Galeria Rusz (Joanna Górska and Rafał Góralski)

both born in 1973, live and work in Toruń, Poland

Galeria Rusz is an art group based in Toruń, established by the two artists: Joanna Górska and Rafal Góralski. Their main interest is the creation and presentation of art in public space. Since 1999, they’ve run their own billboard gallery at Szosa Chełmińska 37 in Toruń, called ‘Galeria Rusz’, which is the world’s longest ever existing project displaying art on the same billboard and in the same location. Górska and Góralski create billboard posters, paintings, murals, undertake artistic interventions and public art actions. The artists have so far created over 200 artistic billboards. Their work is concerned both with the private, individual sphere of life (which might be, in a simplified manner, called a psychological sphere) and with the external, collective sphere (which might be, in a simplified manner, called a social sphere). This division is rather symbolic and blurry – it is to underline the fact that through their work they try to describe the complex situation of the human being, who is both an individual and a member of a larger community, with all the dependencies stemming from this fact. Their works provide a new frame for certain fragments of reality, a frame allowing for new interpretations. They encourage the viewer to frame their perception of certain phenomena in a new way, to play with the frames providing context for the interpretation of a given phenomenon.

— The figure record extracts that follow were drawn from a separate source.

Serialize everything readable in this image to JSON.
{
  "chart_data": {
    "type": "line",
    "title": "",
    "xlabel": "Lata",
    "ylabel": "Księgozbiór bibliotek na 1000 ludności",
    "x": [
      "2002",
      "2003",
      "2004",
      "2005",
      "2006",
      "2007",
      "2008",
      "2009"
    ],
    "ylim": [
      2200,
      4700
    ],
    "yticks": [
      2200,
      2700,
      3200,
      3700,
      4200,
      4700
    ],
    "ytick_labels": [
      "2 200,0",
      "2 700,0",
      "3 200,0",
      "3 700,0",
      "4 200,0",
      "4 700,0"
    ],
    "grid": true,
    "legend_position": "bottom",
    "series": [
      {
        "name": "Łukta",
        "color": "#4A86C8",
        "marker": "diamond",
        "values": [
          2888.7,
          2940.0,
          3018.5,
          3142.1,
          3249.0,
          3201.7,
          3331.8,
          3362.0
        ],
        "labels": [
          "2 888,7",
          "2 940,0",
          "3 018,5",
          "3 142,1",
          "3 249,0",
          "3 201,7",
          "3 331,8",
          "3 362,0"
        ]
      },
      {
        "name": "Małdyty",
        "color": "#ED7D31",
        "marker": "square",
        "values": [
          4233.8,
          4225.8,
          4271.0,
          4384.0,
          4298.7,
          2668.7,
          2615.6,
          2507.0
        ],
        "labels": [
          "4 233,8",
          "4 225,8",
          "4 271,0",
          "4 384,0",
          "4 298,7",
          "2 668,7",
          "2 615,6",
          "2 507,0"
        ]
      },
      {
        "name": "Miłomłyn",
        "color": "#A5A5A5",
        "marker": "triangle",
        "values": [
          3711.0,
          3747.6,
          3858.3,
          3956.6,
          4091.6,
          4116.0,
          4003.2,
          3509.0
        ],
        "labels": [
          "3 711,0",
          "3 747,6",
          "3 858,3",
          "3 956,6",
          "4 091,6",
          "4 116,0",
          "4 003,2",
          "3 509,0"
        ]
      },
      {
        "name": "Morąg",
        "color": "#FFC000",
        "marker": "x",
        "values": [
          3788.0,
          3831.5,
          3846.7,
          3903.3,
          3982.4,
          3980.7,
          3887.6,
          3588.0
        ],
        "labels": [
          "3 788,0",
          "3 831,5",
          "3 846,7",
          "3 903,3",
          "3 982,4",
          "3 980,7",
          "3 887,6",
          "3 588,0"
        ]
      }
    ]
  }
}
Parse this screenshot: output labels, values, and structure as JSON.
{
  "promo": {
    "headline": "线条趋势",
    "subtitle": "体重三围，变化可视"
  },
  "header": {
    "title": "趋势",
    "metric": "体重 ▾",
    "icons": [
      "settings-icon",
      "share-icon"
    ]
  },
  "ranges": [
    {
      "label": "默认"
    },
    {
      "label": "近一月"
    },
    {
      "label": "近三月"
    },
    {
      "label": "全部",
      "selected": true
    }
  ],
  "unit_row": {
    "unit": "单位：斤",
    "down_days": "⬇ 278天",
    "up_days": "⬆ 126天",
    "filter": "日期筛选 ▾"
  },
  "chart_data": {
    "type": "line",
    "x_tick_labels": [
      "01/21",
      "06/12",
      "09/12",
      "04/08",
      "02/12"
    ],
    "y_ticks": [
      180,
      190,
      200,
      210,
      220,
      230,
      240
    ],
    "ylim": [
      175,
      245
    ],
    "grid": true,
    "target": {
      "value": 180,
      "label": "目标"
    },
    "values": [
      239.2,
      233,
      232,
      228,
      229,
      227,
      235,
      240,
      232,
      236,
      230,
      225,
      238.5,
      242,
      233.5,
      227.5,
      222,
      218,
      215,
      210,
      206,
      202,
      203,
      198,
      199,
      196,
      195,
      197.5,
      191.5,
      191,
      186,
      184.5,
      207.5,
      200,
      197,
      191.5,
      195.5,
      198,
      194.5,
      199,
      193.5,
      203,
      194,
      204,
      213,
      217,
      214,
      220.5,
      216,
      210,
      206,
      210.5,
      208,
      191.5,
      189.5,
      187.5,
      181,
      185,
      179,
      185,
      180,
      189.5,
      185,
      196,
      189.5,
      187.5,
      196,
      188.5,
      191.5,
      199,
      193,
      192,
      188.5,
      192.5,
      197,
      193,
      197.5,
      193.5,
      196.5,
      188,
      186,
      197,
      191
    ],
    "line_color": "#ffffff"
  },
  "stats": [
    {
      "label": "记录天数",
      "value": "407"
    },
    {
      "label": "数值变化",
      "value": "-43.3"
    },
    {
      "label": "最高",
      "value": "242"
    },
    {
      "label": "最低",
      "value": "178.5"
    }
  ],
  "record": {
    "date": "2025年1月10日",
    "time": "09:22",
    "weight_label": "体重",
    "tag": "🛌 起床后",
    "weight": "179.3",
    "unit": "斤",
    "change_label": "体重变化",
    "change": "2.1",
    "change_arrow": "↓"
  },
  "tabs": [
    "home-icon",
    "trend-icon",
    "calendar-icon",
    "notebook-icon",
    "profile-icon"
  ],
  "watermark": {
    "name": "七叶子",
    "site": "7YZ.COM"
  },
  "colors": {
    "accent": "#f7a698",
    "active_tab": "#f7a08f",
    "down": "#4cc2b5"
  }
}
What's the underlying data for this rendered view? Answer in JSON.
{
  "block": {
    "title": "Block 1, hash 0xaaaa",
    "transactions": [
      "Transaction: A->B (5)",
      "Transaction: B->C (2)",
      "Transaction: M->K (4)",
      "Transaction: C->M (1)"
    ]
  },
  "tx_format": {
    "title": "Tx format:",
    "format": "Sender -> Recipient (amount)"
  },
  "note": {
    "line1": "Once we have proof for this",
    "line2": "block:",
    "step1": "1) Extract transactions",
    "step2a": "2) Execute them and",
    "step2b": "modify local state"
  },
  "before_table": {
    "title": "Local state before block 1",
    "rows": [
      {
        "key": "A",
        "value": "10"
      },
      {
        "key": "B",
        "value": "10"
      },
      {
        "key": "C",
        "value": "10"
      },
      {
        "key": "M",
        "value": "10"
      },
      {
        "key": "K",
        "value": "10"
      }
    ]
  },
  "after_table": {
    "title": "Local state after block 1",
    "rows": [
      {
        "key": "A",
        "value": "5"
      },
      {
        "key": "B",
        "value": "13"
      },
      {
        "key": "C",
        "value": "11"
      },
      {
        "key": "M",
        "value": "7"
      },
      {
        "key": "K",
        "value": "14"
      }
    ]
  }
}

Artists from Galeria Rusz have received numerous awards, they have also been granted artistic scholarships, such as the prestigious “Młoda Polska” Ministry of Culture and National Heritage Scholarship in 2009. In 2007, they were nominated for the “Spojrzenia 2007” Deutsche Bank Foundation Award. They have participated in various exhibitions in Poland and abroad, including “Take a look at me now” exhibitions at the Sainsbury Centre for Visual Arts in Norwich as a part of Polska! Year in Great Britain in 2009.

What do contemporary people need art for?
Art can provide a deeper understanding of ourselves and of other people. It can be a journey into a deeper level of reality. Contemporary people badly need such a journey in order to communicate with their own selves and with the external world.

Why do you create art?
Because we want to MOVE ourselves and other people.